Pharmacokinetics of Tacrolimus and Cyclosporine in Liver Transplant Recipients Receiving 3 Direct-Acting Antivirals as Treatment for Hepatitis C Infection

Background:Interactions between tacrolimus and cyclosporine (CSA) and the 3 direct-acting antiviral regimen (3D) of ombitasvir, paritaprevir/ritonavir, and dasabuvir necessitate a priori dose adjustments for the immunosuppressants to achieve desired levels. Modeling and simulations based on data in healthy subjects predicted that tacrolimus 0.5 mg every 7 days or 0.2 mg every 3 days, and CSA at one-fifth the total daily dose administered once daily, would achieve desired trough concentrations (C-trough) during 3D treatment. The success of these dosing recommendations was evaluated by analyzing pharmacokinetic data from liver transplant recipients in the CORAL-I study.Methods:A population pharmacokinetic model was developed using tacrolimus dosing and C-trough data before and during 3D treatment (n = 29). The model was used to simulate various tacrolimus dosing regimens and predict tacrolimus concentration-time profiles during 3D treatment.
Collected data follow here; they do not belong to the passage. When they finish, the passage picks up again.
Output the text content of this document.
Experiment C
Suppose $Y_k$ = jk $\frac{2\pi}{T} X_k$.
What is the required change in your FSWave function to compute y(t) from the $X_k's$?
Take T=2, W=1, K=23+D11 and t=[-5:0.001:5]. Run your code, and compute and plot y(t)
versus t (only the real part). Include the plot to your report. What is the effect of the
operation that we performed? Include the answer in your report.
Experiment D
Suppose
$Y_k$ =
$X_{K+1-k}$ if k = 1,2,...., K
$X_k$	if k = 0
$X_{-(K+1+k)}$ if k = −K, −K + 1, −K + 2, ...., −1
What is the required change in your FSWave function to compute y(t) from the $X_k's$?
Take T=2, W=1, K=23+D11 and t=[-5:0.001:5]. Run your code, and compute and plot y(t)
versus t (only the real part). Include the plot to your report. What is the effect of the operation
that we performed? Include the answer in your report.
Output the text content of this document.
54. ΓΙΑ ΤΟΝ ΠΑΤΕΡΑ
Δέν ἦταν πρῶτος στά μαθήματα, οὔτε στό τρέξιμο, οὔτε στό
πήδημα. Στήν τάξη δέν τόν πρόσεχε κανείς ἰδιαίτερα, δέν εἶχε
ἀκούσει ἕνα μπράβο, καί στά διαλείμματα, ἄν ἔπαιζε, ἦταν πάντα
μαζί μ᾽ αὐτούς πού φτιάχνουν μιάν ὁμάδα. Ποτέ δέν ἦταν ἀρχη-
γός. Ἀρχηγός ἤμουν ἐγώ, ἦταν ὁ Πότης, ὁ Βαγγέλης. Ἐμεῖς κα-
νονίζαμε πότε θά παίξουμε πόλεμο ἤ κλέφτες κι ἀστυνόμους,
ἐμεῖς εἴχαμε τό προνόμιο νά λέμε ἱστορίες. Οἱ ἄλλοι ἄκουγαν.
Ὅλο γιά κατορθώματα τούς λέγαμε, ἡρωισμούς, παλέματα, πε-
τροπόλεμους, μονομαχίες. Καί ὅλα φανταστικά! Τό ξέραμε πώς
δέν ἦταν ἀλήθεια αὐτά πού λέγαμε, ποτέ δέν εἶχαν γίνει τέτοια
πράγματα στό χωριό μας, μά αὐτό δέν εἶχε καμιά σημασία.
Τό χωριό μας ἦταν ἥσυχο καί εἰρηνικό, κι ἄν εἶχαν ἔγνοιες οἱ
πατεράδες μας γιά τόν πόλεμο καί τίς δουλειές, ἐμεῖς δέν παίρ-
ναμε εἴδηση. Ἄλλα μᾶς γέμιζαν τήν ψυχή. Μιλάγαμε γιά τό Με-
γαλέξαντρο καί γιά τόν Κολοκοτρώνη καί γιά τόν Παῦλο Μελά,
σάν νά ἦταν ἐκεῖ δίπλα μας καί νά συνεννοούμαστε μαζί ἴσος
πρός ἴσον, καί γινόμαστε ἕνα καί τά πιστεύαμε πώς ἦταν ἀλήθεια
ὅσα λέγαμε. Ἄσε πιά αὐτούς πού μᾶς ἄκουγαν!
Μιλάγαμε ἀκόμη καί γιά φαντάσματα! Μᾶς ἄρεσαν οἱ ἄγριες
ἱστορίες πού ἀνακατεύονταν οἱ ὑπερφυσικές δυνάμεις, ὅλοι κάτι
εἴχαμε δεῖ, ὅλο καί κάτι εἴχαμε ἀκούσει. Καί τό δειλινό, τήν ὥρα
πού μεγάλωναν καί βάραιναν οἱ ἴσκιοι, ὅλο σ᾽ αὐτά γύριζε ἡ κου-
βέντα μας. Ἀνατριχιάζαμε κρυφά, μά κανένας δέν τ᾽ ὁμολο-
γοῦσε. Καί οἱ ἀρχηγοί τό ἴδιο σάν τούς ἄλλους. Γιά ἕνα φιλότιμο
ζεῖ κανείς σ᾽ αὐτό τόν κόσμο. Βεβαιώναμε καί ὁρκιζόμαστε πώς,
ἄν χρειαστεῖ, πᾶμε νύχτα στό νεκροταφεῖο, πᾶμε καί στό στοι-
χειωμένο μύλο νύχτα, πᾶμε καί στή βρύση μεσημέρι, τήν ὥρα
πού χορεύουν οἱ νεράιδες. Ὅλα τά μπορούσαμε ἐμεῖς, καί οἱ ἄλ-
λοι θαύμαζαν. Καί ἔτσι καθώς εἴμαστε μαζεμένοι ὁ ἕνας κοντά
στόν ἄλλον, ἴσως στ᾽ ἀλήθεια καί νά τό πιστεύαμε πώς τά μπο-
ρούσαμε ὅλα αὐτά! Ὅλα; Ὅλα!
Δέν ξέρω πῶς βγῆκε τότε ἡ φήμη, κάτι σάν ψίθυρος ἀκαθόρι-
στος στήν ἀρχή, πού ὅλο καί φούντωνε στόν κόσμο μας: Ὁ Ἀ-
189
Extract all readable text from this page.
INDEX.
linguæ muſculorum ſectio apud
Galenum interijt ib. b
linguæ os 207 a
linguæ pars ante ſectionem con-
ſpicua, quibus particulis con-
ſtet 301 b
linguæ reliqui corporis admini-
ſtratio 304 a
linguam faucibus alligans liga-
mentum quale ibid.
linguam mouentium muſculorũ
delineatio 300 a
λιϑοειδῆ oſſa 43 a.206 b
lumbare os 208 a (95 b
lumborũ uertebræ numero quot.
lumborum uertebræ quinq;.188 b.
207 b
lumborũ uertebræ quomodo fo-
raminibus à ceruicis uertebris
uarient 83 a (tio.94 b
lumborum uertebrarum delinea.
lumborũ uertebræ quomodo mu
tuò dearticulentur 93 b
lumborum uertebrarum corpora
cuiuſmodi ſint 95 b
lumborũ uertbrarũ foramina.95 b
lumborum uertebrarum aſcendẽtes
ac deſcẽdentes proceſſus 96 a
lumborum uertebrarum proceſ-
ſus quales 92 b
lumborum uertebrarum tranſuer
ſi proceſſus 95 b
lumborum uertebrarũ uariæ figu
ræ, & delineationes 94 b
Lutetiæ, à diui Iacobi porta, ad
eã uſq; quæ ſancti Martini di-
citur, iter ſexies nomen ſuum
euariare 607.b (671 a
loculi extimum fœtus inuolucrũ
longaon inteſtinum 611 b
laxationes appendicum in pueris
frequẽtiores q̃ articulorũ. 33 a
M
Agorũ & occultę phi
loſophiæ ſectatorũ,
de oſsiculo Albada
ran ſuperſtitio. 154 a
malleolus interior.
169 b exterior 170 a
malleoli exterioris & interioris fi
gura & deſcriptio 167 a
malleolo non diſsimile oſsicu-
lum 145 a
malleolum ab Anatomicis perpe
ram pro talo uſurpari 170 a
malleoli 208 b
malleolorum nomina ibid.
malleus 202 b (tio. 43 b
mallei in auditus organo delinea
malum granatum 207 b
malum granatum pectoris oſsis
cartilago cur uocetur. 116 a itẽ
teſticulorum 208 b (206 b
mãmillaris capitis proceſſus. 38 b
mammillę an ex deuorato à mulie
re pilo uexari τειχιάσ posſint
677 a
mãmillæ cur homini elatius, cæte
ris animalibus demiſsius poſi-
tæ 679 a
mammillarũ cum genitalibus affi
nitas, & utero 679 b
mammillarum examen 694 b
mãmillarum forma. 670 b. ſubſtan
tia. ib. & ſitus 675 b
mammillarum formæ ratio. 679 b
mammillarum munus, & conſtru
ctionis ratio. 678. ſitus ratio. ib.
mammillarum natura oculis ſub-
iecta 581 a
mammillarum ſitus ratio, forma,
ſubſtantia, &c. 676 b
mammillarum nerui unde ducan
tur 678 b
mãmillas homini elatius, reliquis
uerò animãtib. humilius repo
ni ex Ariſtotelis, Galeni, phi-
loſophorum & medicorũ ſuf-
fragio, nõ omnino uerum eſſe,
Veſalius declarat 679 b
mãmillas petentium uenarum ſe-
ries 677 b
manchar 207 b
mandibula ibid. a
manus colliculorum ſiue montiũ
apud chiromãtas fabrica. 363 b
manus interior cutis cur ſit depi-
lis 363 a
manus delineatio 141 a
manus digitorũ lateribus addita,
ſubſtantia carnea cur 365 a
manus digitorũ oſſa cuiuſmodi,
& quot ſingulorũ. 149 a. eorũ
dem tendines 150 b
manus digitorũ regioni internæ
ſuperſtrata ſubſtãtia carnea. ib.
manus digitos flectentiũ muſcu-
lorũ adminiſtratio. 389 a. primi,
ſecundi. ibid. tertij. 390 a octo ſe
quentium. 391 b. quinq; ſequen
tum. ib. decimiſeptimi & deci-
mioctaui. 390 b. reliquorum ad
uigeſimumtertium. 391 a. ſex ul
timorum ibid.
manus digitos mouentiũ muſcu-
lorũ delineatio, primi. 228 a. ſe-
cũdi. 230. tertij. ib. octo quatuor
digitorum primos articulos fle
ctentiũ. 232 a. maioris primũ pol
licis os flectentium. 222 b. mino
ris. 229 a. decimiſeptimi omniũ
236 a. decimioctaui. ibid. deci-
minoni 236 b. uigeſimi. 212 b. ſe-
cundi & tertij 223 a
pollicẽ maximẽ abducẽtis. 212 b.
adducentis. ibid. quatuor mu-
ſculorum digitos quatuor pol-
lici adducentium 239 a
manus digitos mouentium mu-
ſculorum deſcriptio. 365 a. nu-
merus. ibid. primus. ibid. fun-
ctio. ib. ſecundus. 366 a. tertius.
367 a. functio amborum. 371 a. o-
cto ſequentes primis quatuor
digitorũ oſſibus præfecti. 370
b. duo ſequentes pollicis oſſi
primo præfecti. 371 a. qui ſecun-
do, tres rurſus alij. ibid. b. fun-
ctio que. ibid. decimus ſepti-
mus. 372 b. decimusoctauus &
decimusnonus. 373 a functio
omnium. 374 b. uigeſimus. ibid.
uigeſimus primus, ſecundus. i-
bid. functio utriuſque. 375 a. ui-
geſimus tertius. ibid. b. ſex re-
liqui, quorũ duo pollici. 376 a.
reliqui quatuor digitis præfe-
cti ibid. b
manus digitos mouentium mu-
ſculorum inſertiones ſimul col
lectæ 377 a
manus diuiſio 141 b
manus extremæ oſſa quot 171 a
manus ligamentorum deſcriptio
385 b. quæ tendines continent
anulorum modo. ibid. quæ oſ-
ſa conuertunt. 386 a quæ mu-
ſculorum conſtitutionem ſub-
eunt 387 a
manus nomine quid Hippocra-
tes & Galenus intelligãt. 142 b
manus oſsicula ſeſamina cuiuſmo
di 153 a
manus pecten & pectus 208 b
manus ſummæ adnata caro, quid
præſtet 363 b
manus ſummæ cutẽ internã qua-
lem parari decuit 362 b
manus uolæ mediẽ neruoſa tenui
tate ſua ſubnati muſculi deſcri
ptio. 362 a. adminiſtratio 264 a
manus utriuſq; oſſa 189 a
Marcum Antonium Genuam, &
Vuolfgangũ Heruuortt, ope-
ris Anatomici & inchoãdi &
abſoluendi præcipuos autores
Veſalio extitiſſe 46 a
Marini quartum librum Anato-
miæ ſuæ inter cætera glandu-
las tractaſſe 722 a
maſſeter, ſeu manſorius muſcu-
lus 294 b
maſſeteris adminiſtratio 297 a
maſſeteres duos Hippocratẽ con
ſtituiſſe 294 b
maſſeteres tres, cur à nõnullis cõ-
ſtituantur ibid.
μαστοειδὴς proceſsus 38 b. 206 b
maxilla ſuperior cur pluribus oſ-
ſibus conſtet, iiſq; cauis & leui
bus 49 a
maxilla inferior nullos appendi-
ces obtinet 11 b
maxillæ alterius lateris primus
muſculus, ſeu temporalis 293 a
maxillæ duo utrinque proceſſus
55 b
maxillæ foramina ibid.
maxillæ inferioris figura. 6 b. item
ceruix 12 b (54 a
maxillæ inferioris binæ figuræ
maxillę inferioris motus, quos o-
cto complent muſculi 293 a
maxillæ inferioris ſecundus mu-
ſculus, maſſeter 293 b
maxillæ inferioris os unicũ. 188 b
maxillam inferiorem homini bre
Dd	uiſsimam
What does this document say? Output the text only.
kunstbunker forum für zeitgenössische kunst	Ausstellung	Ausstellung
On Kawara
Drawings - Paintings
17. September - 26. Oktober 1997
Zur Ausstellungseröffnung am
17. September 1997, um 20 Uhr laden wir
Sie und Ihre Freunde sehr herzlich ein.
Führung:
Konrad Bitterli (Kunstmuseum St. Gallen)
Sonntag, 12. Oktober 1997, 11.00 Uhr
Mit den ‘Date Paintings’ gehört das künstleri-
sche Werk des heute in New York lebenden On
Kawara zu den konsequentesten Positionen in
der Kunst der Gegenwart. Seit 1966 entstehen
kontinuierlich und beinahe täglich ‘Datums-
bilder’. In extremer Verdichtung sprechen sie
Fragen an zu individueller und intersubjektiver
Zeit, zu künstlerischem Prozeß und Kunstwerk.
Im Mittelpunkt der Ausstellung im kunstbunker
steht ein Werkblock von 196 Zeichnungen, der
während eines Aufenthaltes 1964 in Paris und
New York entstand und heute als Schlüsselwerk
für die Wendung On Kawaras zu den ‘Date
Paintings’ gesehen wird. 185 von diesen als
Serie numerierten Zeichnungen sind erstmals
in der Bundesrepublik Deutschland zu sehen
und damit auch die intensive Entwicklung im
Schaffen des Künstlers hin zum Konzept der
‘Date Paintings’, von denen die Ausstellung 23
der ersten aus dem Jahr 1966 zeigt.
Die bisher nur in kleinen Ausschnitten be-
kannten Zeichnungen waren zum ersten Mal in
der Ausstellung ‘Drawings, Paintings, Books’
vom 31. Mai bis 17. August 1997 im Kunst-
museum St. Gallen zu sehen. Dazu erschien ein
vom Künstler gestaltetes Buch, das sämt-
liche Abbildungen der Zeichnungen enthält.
CSA C-trough data before and during 3D treatment (n = 5) were also summarized.Results:A one-compartment model with first-order absorption adequately described tacrolimus pharmacokinetic profiles during the first 4 weeks of 3D treatment. Estimated tacrolimus C-trough values (median; interquartile range) before and during 3D treatment were comparable (5.7 ng/mL; 4.9-6.5 ng/mL versus 5.2 ng/mL; 4.2-6.3 ng/mL, respectively). Based on simulations, in a patient with a starting C-trough of 6 ng/mL, 0.5 mg tacrolimus every 7 or 14 days or 0.2 mg tacrolimus every 3 days will result in C-trough levels of 6-9 ng/mL, 4-6 ng/mL, and 6-10 ng/mL, respectively, during 3D treatment. For CSA, C-trough values (median; interquartile range) before and during 3D treatment were comparable (126 ng/mL; 94-140 ng/mL versus 104 ng/mL; 82-140 ng/mL).Conclusions:Observed data for tacrolimus and CSA in liver transplant recipients confirm that the recommended dosing strategies are valid and therapeutic levels of immunosuppression can be maintained during 3D treatment.